Neuromorphic chips mimic neurological functions through computational “neurons” that communicate with one another. The first generation of Loihi chips had around 128,000 of those digital neurons; the Loihi 2 has more than a million.

Intel states that early tests of Loihi 2 required more than 60 times fewer ops per inference when running deep neural networks compared to Loihi 1, without a loss in accuracy. This can mean real-time application processing, problem-solving, adaptation and learning. It has even learned how to smell.

Loihi 2 also features faster I/O interfaces to support Ethernet connections with vision-based sensors and larger meshed networks. This will help the chip better integrate with the robotics and sensors that have been commonly used Loihi 1 in the past.

Loihi isn’t sold like regular Intel chips. It is sold through complete systems to select members of its Intel Neuromorphic Research Community (INRC).

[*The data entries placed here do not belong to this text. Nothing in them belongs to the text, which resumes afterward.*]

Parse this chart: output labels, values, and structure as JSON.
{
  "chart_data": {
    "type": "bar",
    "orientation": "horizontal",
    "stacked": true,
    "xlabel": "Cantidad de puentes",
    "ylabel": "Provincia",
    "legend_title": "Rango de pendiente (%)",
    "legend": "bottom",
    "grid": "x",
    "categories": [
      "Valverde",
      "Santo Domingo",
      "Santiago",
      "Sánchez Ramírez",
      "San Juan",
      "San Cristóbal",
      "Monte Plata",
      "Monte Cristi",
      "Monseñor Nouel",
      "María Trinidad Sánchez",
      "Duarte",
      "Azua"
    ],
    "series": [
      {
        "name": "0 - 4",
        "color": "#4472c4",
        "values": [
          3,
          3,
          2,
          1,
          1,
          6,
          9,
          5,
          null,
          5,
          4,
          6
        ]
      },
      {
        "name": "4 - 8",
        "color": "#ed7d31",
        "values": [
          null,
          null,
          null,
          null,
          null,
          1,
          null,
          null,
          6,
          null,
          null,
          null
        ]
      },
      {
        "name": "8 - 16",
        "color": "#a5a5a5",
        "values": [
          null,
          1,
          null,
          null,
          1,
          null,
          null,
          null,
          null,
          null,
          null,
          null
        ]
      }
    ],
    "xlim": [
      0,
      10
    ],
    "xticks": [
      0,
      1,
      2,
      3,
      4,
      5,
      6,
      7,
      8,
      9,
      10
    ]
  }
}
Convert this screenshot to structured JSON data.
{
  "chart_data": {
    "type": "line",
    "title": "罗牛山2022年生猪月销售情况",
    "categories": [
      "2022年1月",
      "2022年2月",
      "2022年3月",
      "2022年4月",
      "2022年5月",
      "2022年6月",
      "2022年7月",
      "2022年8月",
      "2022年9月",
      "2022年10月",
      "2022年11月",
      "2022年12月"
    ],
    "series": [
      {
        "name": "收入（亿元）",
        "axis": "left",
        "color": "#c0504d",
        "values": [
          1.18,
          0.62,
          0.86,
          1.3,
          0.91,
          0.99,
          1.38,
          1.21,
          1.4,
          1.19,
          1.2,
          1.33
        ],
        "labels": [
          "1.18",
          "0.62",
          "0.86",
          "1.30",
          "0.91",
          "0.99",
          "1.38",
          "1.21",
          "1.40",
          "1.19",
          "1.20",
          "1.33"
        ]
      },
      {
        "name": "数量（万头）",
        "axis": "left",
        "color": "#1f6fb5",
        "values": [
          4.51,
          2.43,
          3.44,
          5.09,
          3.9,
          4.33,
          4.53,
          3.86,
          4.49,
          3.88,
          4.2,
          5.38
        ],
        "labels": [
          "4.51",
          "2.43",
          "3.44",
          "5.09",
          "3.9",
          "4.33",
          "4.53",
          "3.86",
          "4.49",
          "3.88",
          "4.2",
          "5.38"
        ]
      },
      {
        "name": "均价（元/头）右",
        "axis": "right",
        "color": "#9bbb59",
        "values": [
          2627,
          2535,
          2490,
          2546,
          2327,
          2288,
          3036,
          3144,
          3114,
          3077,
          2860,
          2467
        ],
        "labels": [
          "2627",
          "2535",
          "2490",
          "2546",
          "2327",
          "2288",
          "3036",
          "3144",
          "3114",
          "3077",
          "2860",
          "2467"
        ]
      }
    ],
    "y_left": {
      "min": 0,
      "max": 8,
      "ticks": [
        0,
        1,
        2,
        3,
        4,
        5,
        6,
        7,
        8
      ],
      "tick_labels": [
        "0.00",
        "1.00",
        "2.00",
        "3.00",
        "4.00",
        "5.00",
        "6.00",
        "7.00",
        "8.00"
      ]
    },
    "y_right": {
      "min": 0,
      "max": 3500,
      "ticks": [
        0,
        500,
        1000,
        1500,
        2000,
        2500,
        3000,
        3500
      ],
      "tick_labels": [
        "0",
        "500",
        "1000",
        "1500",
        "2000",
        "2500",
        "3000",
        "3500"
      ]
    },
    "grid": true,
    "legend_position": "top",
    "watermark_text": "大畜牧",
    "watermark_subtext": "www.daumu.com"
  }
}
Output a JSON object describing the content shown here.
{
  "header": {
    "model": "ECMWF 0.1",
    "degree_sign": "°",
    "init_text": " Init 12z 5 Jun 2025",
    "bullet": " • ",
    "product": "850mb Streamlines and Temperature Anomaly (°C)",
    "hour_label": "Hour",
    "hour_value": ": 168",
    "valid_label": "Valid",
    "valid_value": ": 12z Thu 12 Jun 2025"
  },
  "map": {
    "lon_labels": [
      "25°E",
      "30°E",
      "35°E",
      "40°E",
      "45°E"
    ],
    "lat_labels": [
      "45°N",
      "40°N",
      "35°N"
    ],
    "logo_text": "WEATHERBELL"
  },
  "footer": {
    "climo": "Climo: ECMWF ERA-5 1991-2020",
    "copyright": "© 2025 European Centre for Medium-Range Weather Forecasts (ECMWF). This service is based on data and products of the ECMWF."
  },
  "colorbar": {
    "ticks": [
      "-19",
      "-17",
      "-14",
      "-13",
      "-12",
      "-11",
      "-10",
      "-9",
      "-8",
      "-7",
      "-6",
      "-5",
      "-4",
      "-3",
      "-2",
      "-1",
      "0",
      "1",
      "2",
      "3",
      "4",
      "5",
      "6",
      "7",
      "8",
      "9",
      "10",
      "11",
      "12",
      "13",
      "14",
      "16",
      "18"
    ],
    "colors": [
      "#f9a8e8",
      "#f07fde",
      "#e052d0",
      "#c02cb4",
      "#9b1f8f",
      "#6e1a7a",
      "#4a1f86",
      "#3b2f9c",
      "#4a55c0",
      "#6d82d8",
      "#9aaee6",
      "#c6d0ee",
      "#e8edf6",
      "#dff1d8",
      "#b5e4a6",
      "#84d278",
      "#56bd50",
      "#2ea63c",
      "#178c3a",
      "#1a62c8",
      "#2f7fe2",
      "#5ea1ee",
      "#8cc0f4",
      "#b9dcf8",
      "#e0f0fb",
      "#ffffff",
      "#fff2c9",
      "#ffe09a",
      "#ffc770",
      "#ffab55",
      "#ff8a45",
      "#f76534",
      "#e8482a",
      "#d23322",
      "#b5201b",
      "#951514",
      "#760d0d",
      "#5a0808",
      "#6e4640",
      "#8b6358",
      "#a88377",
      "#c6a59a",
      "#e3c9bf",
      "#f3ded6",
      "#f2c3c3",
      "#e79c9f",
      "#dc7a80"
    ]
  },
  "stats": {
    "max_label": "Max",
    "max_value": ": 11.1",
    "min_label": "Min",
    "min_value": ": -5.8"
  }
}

Those systems are called Oheo Gulch, which uses a single Loihi 2 chip and is intended for early evaluation, and Kapoho Point, which offers eight Loihi 2 chips and will be available soon.

Intel Releases Lava Framework

To support development for neuromorphic applications, Intel has also introduced an open, modular, and extensible software framework known as “Lava”, which the company says provides the neuromorphic computing community with a common development framework.

A component of Lava is Magma, an interface for mapping and executing neural-network models and other processes using neuromorphic hardware. Lava also includes offline training, integration with third-party frameworks, Python interfaces and more.

The Lava framework is available now on GitHub.